On April 6, 1865, Private White spotted a Confederate general officer during hand-to-hand combat in the Battle of Sailor's Creek, Virginia. Private White broke through the Union/Confederate battle line and confronted the officer, halted him at gunpoint, and demanded his surrender. The Confederate officer was Major General G. W. Custis Lee, a major general within the Army of Northern Virginia. Initially, Lee refused to surrender to an enlisted man, but he did surrender when White took him to his commanding officer, Lieutenant William Morrill. In White's own words, he was "thunderstruck" to learn that he had just captured the eldest son of General Robert E. Lee, the commander of the Army of Northern Virginia. Harris S. Hawthorne of the 121st New York Infantry also laid claim to Lee's capture and was awarded a Medal of Honor for it in 1894. Three years later, a protest was lodged on behalf of White, but was rejected, as was an appeal of the rejection. In an appeal for the Army to reconsider its denial, Civil War historian Sharon MacDonald argues that Hawthorne lied; White's account was Lee was recaptured after he escaped, having already been disarmed, and in the 2011 Medal of Honor request for White, the United States Army Center of Military History supports White's claim.

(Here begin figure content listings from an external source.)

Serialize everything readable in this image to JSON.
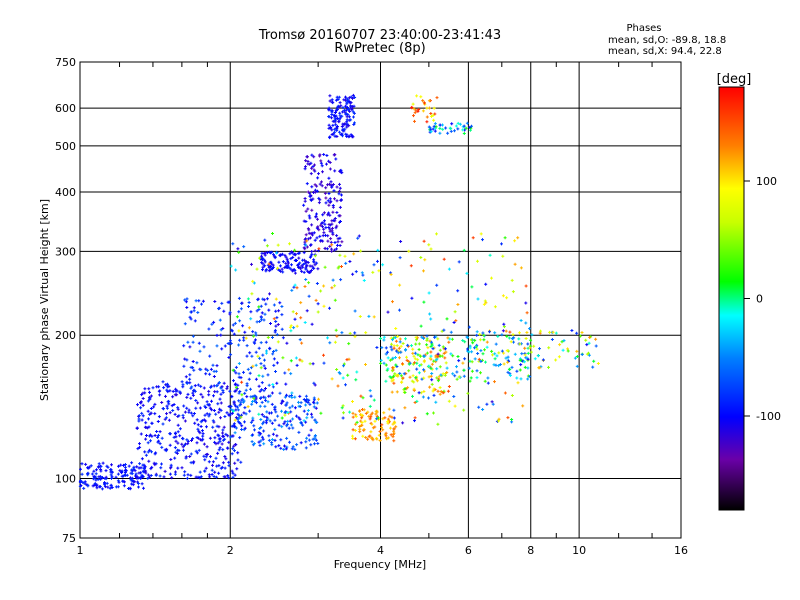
{
  "chart_data": {
    "type": "scatter",
    "title": "Tromsø 20160707 23:40:00-23:41:43",
    "subtitle": "RwPretec (8p)",
    "xlabel": "Frequency [MHz]",
    "ylabel": "Stationary phase Virtual Height [km]",
    "x_scale": "log",
    "y_scale": "log",
    "xlim": [
      1,
      16
    ],
    "ylim": [
      75,
      750
    ],
    "x_ticks": [
      1,
      2,
      4,
      6,
      8,
      10,
      16
    ],
    "y_ticks": [
      75,
      100,
      200,
      300,
      400,
      500,
      600,
      750
    ],
    "grid": true,
    "stats": {
      "heading": "Phases",
      "line_o": "mean, sd,O: -89.8, 18.8",
      "line_x": "mean, sd,X:  94.4, 22.8"
    },
    "colorbar": {
      "label": "[deg]",
      "ticks": [
        "100",
        "0",
        "-100"
      ],
      "tick_values": [
        100,
        0,
        -100
      ],
      "range": [
        -180,
        180
      ]
    },
    "clusters": [
      {
        "x": [
          1.0,
          1.35
        ],
        "y": [
          95,
          108
        ],
        "phase": [
          -110,
          -80
        ],
        "n": 160
      },
      {
        "x": [
          1.3,
          2.1
        ],
        "y": [
          100,
          160
        ],
        "phase": [
          -115,
          -80
        ],
        "n": 420
      },
      {
        "x": [
          1.6,
          2.6
        ],
        "y": [
          150,
          240
        ],
        "phase": [
          -110,
          -60
        ],
        "n": 200
      },
      {
        "x": [
          2.0,
          3.0
        ],
        "y": [
          115,
          150
        ],
        "phase": [
          -110,
          -40
        ],
        "n": 200
      },
      {
        "x": [
          2.3,
          3.0
        ],
        "y": [
          270,
          300
        ],
        "phase": [
          -115,
          -90
        ],
        "n": 130
      },
      {
        "x": [
          2.8,
          3.35
        ],
        "y": [
          300,
          480
        ],
        "phase": [
          -130,
          -95
        ],
        "n": 200
      },
      {
        "x": [
          3.15,
          3.55
        ],
        "y": [
          520,
          640
        ],
        "phase": [
          -115,
          -80
        ],
        "n": 140
      },
      {
        "x": [
          3.5,
          4.3
        ],
        "y": [
          120,
          140
        ],
        "phase": [
          90,
          150
        ],
        "n": 90
      },
      {
        "x": [
          4.2,
          5.5
        ],
        "y": [
          150,
          200
        ],
        "phase": [
          40,
          150
        ],
        "n": 120
      },
      {
        "x": [
          4.6,
          5.2
        ],
        "y": [
          560,
          640
        ],
        "phase": [
          80,
          170
        ],
        "n": 30
      },
      {
        "x": [
          5.0,
          6.1
        ],
        "y": [
          530,
          560
        ],
        "phase": [
          -100,
          20
        ],
        "n": 40
      },
      {
        "x": [
          4.0,
          8.0
        ],
        "y": [
          160,
          200
        ],
        "phase": [
          -80,
          40
        ],
        "n": 160
      },
      {
        "x": [
          6.0,
          11.0
        ],
        "y": [
          170,
          205
        ],
        "phase": [
          -100,
          130
        ],
        "n": 100
      },
      {
        "x": [
          2.0,
          8.0
        ],
        "y": [
          130,
          330
        ],
        "phase": [
          -120,
          160
        ],
        "n": 360
      }
    ]
  }
}
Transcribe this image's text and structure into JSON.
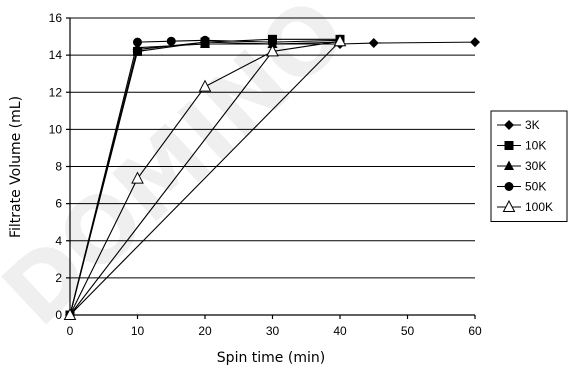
{
  "watermark_text": "DOMINO",
  "chart_data": {
    "type": "line",
    "title": "",
    "xlabel": "Spin time (min)",
    "ylabel": "Filtrate Volume (mL)",
    "xlim": [
      0,
      60
    ],
    "ylim": [
      0,
      16
    ],
    "xticks": [
      0,
      10,
      20,
      30,
      40,
      50,
      60
    ],
    "yticks": [
      0,
      2,
      4,
      6,
      8,
      10,
      12,
      14,
      16
    ],
    "grid": "horizontal",
    "legend_position": "right",
    "series": [
      {
        "name": "3K",
        "marker": "diamond",
        "points": [
          [
            0,
            0
          ],
          [
            10,
            14.3
          ],
          [
            20,
            14.7
          ],
          [
            30,
            14.6
          ],
          [
            40,
            14.6
          ],
          [
            45,
            14.65
          ],
          [
            60,
            14.7
          ]
        ]
      },
      {
        "name": "10K",
        "marker": "square",
        "points": [
          [
            0,
            0
          ],
          [
            10,
            14.2
          ],
          [
            20,
            14.7
          ],
          [
            30,
            14.85
          ],
          [
            40,
            14.85
          ]
        ]
      },
      {
        "name": "30K",
        "marker": "triangle",
        "points": [
          [
            0,
            0
          ],
          [
            10,
            14.4
          ],
          [
            20,
            14.6
          ],
          [
            30,
            14.6
          ],
          [
            40,
            14.7
          ]
        ]
      },
      {
        "name": "50K",
        "marker": "circle",
        "points": [
          [
            0,
            0
          ],
          [
            10,
            14.7
          ],
          [
            15,
            14.75
          ],
          [
            20,
            14.8
          ],
          [
            30,
            14.7
          ],
          [
            40,
            14.8
          ]
        ]
      },
      {
        "name": "100K",
        "marker": "open-triangle",
        "points": [
          [
            0,
            0
          ],
          [
            10,
            7.35
          ],
          [
            20,
            12.3
          ],
          [
            30,
            14.2
          ],
          [
            40,
            14.75
          ],
          [
            0,
            0
          ],
          [
            30,
            14.2
          ]
        ]
      }
    ]
  }
}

White was discharged in Virginia on July 3, 1865, with the rank of corporal, returned to farming in Massachusetts. He married Maria Hannah McVee on July 21, 1866, in Adams, Massachusetts. She died on October 25, 1869, and was buried in Maple Street Cemetery in Adams. On November 28, 1872, he married Belle L. Gillett in Cheshire, Massachusetts. He died on February 9, 1924, in Hawley, Massachusetts, and is buried in Bozrah Cemetery there. He was survived by his wife, who died on October 9, 1928, in Hawley, Massachusetts, and is also buried in Bozrah Cemetery.

==Medal of Honor nomination==
White was nominated to receive a posthumous award of the Medal of Honor by former Massachusetts senators John Kerry and Scott Brown, current Massachusetts Senators Elizabeth Warren and Ed Markey, Massachusetts Representatives Richard Neal and Niki Tsongas, New Jersey Representative Leonard Lance and Oklahoma Senator Jim Inhofe. This Medal of Honor case is still under review by the United States Army. The Army Decorations Board in Fort Knox, Kentucky, however, recommended on July 11, 2011, that David D. White receive a Medal of Honor for the capture of Confederate Major General Custis Lee at the Battle of Sailor's Creek, Virginia. His official citation is: "...for the single-handed capture of Confederate Major General George Washington Custis Lee during the 'hand to hand' Battle of Sailor's Creek, Virginia, on April 6, 1865". White's capture of Confederate Major General Custis Lee, a Confederate Division commander at the Battle of Sailor's Creek, brought an early end to the fighting, saving many lives on both sides.

David Dunnels White's nomination was under consideration for the capture of Confederate Major General G. W. Custis Lee, eldest son of General Robert E. Lee, at the Battle of Sailor's Creek, Virginia, on April 6, 1865. The nomination was not recommended for further consideration by the Army's Senior Decorations Board that considers the Medal of Honor, and was disapproved by the Secretary of the Army on March 8, 2016.